Hécatombe à Kumba : huit enfants tués dans l'attaque d'une école

Au moins huit enfants ont été tués et une douzaine d'autres blessés samedi 24 octobre dans l'attaque de leur salle de classe dans une école du Cameroun anglophone, un crime "horrible" vivement condamné par la classe politique camerounaise et l'Union africaine.
Des hommes armés - "un groupe de neuf assaillants terroristes" selon une source proche de la police - ont fait irruption dans le collège Mother Francisca International Bilingual Academy, à Kumba dans la région du Sud-Ouest du Cameroun. Habillés en civil, ils sont arrivés à moto selon un parent d'élève qui se trouvait près de l'école (Reuters). Ils ont ouvert le feu sur les élèves âgés de 9 à 12 ans présents dans la salle de classe : "J'entendais des gens crier et pleurer" a dit un témoin qui se trouvait dans la salle de classe voisine. Certains enfants se sont blessés en sautant par les fenêtres du deuxième étage (toujours selon Reuters).
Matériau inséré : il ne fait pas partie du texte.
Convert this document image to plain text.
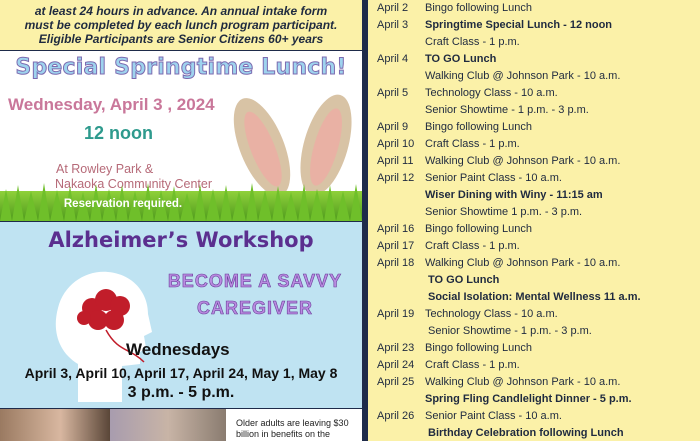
at least 24 hours in advance. An annual intake form

must be completed by each lunch program participant.

Eligible Participants are Senior Citizens 60+ years

Special Springtime Lunch!
Wednesday, April 3 , 2024
12 noon
At Rowley Park &
Nakaoka Community Center
Reservation required.
Alzheimer’s Workshop
BECOME A SAVVY
CAREGIVER
Wednesdays
April 3, April 10, April 17, April 24, May 1, May 8
3 p.m. - 5 p.m.
Older adults are leaving $30
billion in benefits on the
April 2 Bingo following Lunch
April 3 Springtime Special Lunch - 12 noon
Craft Class - 1 p.m.
April 4 TO GO Lunch
Walking Club @ Johnson Park - 10 a.m.
April 5 Technology Class - 10 a.m.
Senior Showtime - 1 p.m. - 3 p.m.
April 9 Bingo following Lunch
April 10 Craft Class - 1 p.m.
April 11 Walking Club @ Johnson Park - 10 a.m.
April 12 Senior Paint Class - 10 a.m.
Wiser Dining with Winy - 11:15 am
Senior Showtime 1 p.m. - 3 p.m.
April 16 Bingo following Lunch
April 17 Craft Class - 1 p.m.
April 18 Walking Club @ Johnson Park - 10 a.m.
TO GO Lunch
Social Isolation: Mental Wellness 11 a.m.
April 19 Technology Class - 10 a.m.
Senior Showtime - 1 p.m. - 3 p.m.
April 23 Bingo following Lunch
April 24 Craft Class - 1 p.m.
April 25 Walking Club @ Johnson Park - 10 a.m.
Spring Fling Candlelight Dinner - 5 p.m.
April 26 Senior Paint Class - 10 a.m.
Birthday Celebration following Lunch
"Au moins huit enfants ont été tués par des coups de feu et des attaques à la machette. Douze autres ont été blessés et emmenés dans des hôpitaux locaux", a indiqué le bureau de la coordination des affaires humanitaires des Nations unies (OCHA) au Cameroun dans un communiqué.


Maurice Kamto, leader de l'opposition, a parlé d'"horreur absolue". "Combien de morts faut-il encore pour qu'une solution politique ramène la paix dans le NOSO (Nord-Ouest et Sud-Ouest, les deux régions anglophones)?", a-t-il réagi, tandis que le Premier ministre camerounais organisait une réunion d'urgence après l'attaque.

Depuis près de trois ans, des groupes séparatistes et l'armée s'affrontent dans les deux régions camerounaises du Nord-Ouest et du Sud-Ouest, où vit l'essentiel de la minorité anglophone, dont une partie s'estime marginalisée par la majorité francophone du pays.

"Il n'y a pas de mots pour le chagrin ni de condamnation assez forte pour exprimer toute mon horreur face à l'attaque brutale qui a visé des écoliers en école primaire (...) alors qu'ils étaient assis, en train d'apprendre, dans leur salle de classe", a tweeté Moussa Faki Mahamat, président de l'Union africaine.


"Je condamne sans réserve, les actes de barbarie commis ce jour à Kumba. Assassiner des enfants qui vont apprendre c'est s'attaquer aux fondements même de notre Nation" a pour sa part réagi le ministre de la santé publique du Cameroun, Malachie Manaouda.

"Le boycott des écoles était une stratégie des séparatistes ces dernières années. 700.000 jeunes environ étaient en dehors du système scolaire à cause du conflit", a expliqué à l'Agence France Presse Arrey Elvis Ntui, analyste senior du groupe International Crisis au Cameroun. "Le gouvernement et la société civile anglophone ont mis beaucoup de pression sur les groupes séparatistes pour que leurs enfants retournent à l'école, et des écoles qui étaient fermées depuis des années ont commencé à rouvrir", a-t-il poursuivi.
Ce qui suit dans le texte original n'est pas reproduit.